Du point de vue de l’utilisateur, la communication électronique et l’hyperconnectivité comportent le risque de faire sauter les barrières entre vie privée et vie professionnelle, contribuant à un stress permanent et à l’avènement d’une “Rund-um-die-Uhr-Gesellschaft”. Les attentes du monde professionnel et de l’entourage sont de plus en plus orientées vers le “tout, tout de suite” et l’immédiateté, souvent au détriment de la qualité et de la réflexion. Les communications électroniques provoquent des dérangements et des difficultés de se concentrer durablement. On estime qu’un salarié passe environ un tiers de son temps à gérer sa communication électronique, soit près de 600 heures par années[3]!

 

Ce défi gigantesque doit devenir une propriété absolue des collectivités publiques ces prochaines années, sans parler de son bilan environnemental. Le Conseil d’Etat vaudois n’est pas resté inactif en la matière: dans sa réponse à l’interpellation Nathalie Jaccard et consorts (19_INT_307), il expose les mesures de sensibilisation et de formation qui sont déjà mises en place quant à la gestion des e-mails dans le cadre de la modernisation du parc informatique de l’Etat de Vaud. Dans cette même réponse, le Conseil d’Etat indique vouloir accorder à cette question une certaine place dans sa stratégie d’éducation numérique. Dans la réponse du Conseil d’Etat à l’interpellation Marc-Olivier Buffat (20_INT_390), on apprend qu’une directive élaborée par les Archives cantonales vaudoises sur la gestion des courriels a été adoptée par le Conseil d’Etat en novembre 2020; on apprend également que diverses actions de sensibilisation sont menées auprès des collaborateurs de l’Etat de Vaud, qu’une limite de 5GB de stockage est appliquées pour les boîtes mails et que le Green Data Center de l’Etat de Vaud présente une consommation énergétique inférieure à la moyenne.

 

Ces différentes mesures sont toutes judicieuses et souhaitables, mais force est de constater qu’il manque encore une action forte à la hauteur des enjeux, en témoigne notamment le fait que les bonnes pratiques peinent à se généraliser au-delà des personnes convaincues et très bien informées. Parallèlement, l’Etat peut jouer son rôle d’exemplarité en conduisant une action à portée symbolique forte permettant de mettre ce thème à l’agenda politique, de manière à entraîner dans son sillon les entreprises et particuliers qui, de façon générale, sont encore à la peine en la matière. La pandémie de covid-19 n’a pas amélioré la situation, bien au contraire, vu le recours accru aux technologies numériques, en particulier pour la communication.

 

Par le présent postulat, les député.e.s soussigné.e.s demandent ainsi au Conseil d’Etat de mettre en place des journées sans e-mails (par exemple quatre par année) au sein de l’administration cantonale, services d’urgence ou services minimaux à la population exceptés.

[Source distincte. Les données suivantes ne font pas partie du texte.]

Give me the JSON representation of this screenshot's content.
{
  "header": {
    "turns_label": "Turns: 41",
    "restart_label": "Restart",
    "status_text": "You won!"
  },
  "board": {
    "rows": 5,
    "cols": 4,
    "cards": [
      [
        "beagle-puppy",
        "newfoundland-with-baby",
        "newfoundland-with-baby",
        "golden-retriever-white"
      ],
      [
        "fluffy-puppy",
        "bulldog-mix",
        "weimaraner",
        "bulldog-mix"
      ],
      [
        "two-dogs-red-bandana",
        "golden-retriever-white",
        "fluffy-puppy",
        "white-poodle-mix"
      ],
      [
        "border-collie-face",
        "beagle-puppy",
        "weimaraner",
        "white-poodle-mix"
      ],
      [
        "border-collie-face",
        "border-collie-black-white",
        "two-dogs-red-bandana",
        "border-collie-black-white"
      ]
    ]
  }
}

Ces journées pourront par exemple être mise à profit pour organiser des campagnes de sensibilisation à large échelle auprès des collaborateurs de l’Etat de Vaud, par exemple sous la forme de cours complets de gestion des e-mails et de bonnes pratiques en matière de sobriété numérique; ces journées pourraient également être mises à profit pour favoriser d’autres modes de communication et d’interactions (séminaires hors les murs, formation continue, séances d’équipes sans “interférences numériques”, sans écrans, etc.); ces journées seront aussi l’occasion de mener des campagnes de sensibilisation sur ces thèmes incitant toute la population vaudoise, entreprises et particuliers, à systématiser les bonnes pratiques en matière de sobriété numérique et à de déconnection; plus généralement, le Conseil d'Etat est invité à réduire le volume de stockage de courriels dans l'administration cantonale.

 

[1] Armelle Bohineust, “Internet, un ogre énergétique à l’appétit insatiable en électricité”, in: Le Figaro du 20/11/2019 et les références citées.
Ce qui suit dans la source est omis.